Die FRAPH bezeichnete den Tag als „halben Sieg“. Wiederholt drohte sie, die Entladung der Lebensmittel notfalls auch mit Waffengewalt zu verhindern. Sie erklärte: „Wir haben sie (die Franzosen) 1803 herausgeworfen und wir können es wieder tun.“ Die FRAPH, Sansaricq und andere sagten, die französische Hilfe sei „eine Beleidigung“, weil Frankreich verantwortlich für das Embargo gegen Haiti sei. Die französische Botschaft gab bisher keinen Kommentar ab.

Paramilitärische Banden und Armee wüten im Norden

(Cap-Haitien, 25. März 1994, HIB-POONAL).- Mitglieder von Volks- und LandarbeiterInnenorganisationen im Norden Haitis berichten über steigende Gewalt durch paramilitärische Gruppen und die Streitkräfte. Am 8. März brannten Soldaten in Cormier drei Häuser nieder, töteten Tiere und zerstörten 6,5 Hektar Mais. Sie verhafteten 15 Personen, weil zwei Helfer des lokalen Bereichschefs einem Bewohner des Ortes ihre Schulden nicht bezahlen wollten.

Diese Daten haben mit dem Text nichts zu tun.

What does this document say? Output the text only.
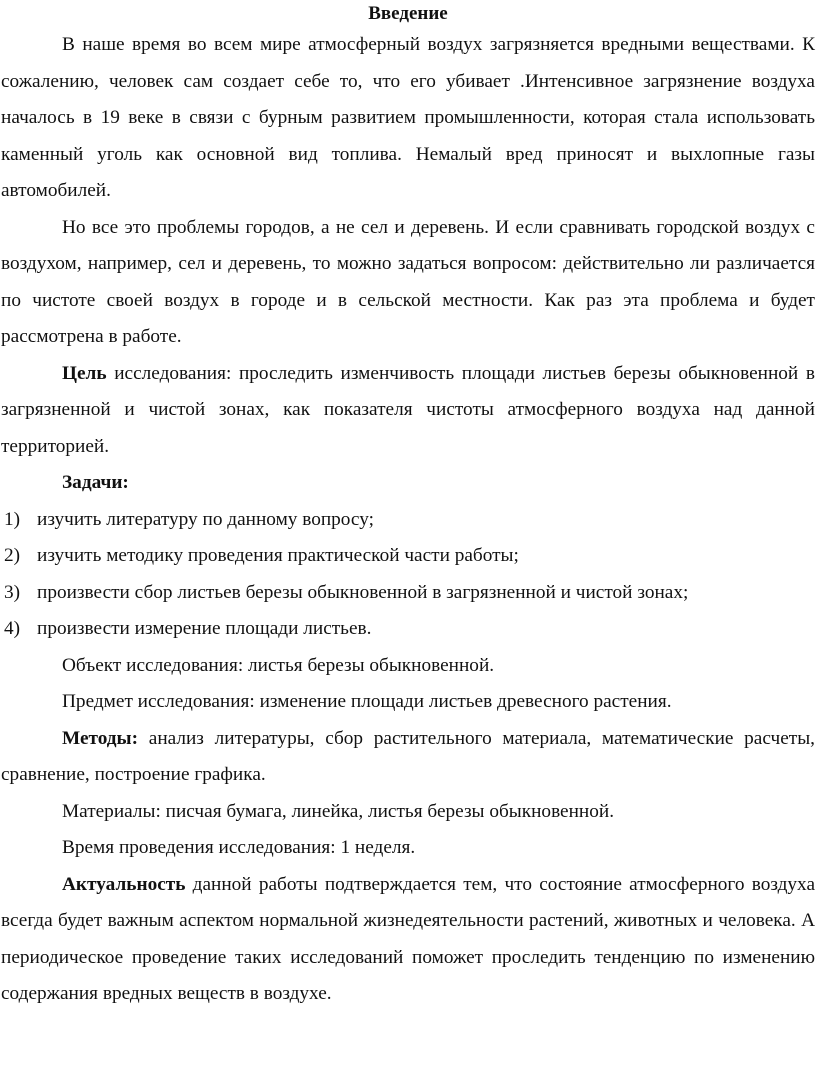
Введение

В наше время во всем мире атмосферный воздух загрязняется вредными веществами. К сожалению, человек сам создает себе то, что его убивает .Интенсивное загрязнение воздуха началось в 19 веке в связи с бурным развитием промышленности, которая стала использовать каменный уголь как основной вид топлива. Немалый вред приносят и выхлопные газы автомобилей.

Но все это проблемы городов, а не сел и деревень. И если сравнивать городской воздух с воздухом, например, сел и деревень, то можно задаться вопросом: действительно ли различается по чистоте своей воздух в городе и в сельской местности. Как раз эта проблема и будет рассмотрена в работе.

Цель исследования: проследить изменчивость площади листьев березы обыкновенной в загрязненной и чистой зонах, как показателя чистоты атмосферного воздуха над данной территорией.

Задачи:
1) изучить литературу по данному вопросу;
2) изучить методику проведения практической части работы;
3) произвести сбор листьев березы обыкновенной в загрязненной и чистой зонах;
4) произвести измерение площади листьев.

Объект исследования: листья березы обыкновенной.

Предмет исследования: изменение площади листьев древесного растения.

Методы: анализ литературы, сбор растительного материала, математические расчеты, сравнение, построение графика.

Материалы: писчая бумага, линейка, листья березы обыкновенной.

Время проведения исследования: 1 неделя.

Актуальность данной работы подтверждается тем, что состояние атмосферного воздуха всегда будет важным аспектом нормальной жизнедеятельности растений, животных и человека. А периодическое проведение таких исследований поможет проследить тенденцию по изменению содержания вредных веществ в воздухе.
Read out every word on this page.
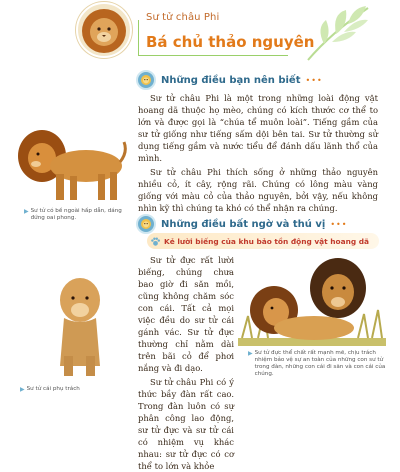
Sư tử châu Phi
Bá chủ thảo nguyên
Những điều bạn nên biết •••

Sư tử châu Phi là một trong những loài động vật hoang dã thuộc họ mèo, chúng có kích thước cơ thể to lớn và được gọi là “chúa tể muôn loài”. Tiếng gầm của sư tử giống như tiếng sấm dội bên tai. Sư tử thường sử dụng tiếng gầm và nước tiểu để đánh dấu lãnh thổ của mình.

Sư tử châu Phi thích sống ở những thảo nguyên nhiều cỏ, ít cây, rộng rãi. Chúng có lông màu vàng giống với màu cỏ của thảo nguyên, bởi vậy, nếu không nhìn kỹ thì chúng ta khó có thể nhận ra chúng.

▶ Sư tử có bề ngoài hấp dẫn, dáng đứng oai phong.
Những điều bất ngờ và thú vị •••
Kẻ lười biếng của khu bảo tồn động vật hoang dã

Sư tử đực rất lười biếng, chúng chưa bao giờ đi săn mồi, cũng không chăm sóc con cái. Tất cả mọi việc đều do sư tử cái gánh vác. Sư tử đực thường chỉ nằm dài trên bãi cỏ để phơi nắng và đi dạo.

Sư tử châu Phi có ý thức bầy đàn rất cao. Trong đàn luôn có sự phân công lao động, sư tử đực và sư tử cái có nhiệm vụ khác nhau: sư tử đực có cơ thể to lớn và khỏe

▶ Sư tử cái phụ trách
▶ Sư tử đực thể chất rất mạnh mẽ, chịu trách nhiệm bảo vệ sự an toàn của những con sư tử trong đàn, những con cái đi săn và con cái của chúng.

Am 17. März beobachteten Bürger*innen aus Cap-Haitien einen Lastwagen ohne Kennzeichen, der mit zwölf Leichen aus dem örtlichen Gefängnis kam. Der Wagen fuhr in Richtung Strand, wo häufig die Leichen politischer Gefangener abgeladen werden.

URUGUAY

Das Volk vergreist

– Von Cristina Canoura

(Montevideo, 22. März 1994, SEM-POONAL).- Uruguay droht ein Volk von Renter*innen und Greis*innen zu werden. Im Gegensatz zu vielen Ländern der sogenannten Dritten Welt leidet das südamerikanische Land nicht unter einem raschen Wachstum der Bevölkerung. Vielmehr bereitet den Verantwortlichen Kopfzerbrechen, daß das drei Millionen Köpfe zählende Volk nicht mehr für ausreichend Nachwuchs sorgen mag – und daher langsam, aber beharrlich vergreist. Schon Mitte dieses Jahrhunderts begann die schleichende Überalterung der Bevölkerung Uruguays. Die Folgen zeichnen sich heute ab: Die wirtschaftlich aktiven Personen können die Sozialversicherung der immer zahlreicheren Ruheständler*innen nicht mehr bezahlen. Immer häufiger muß der Staat einspringen, um die Absicherung im Alter zu finanzieren. Bereits 40 Prozent des Haushalts muß er für die soziale Fürsorge verwenden.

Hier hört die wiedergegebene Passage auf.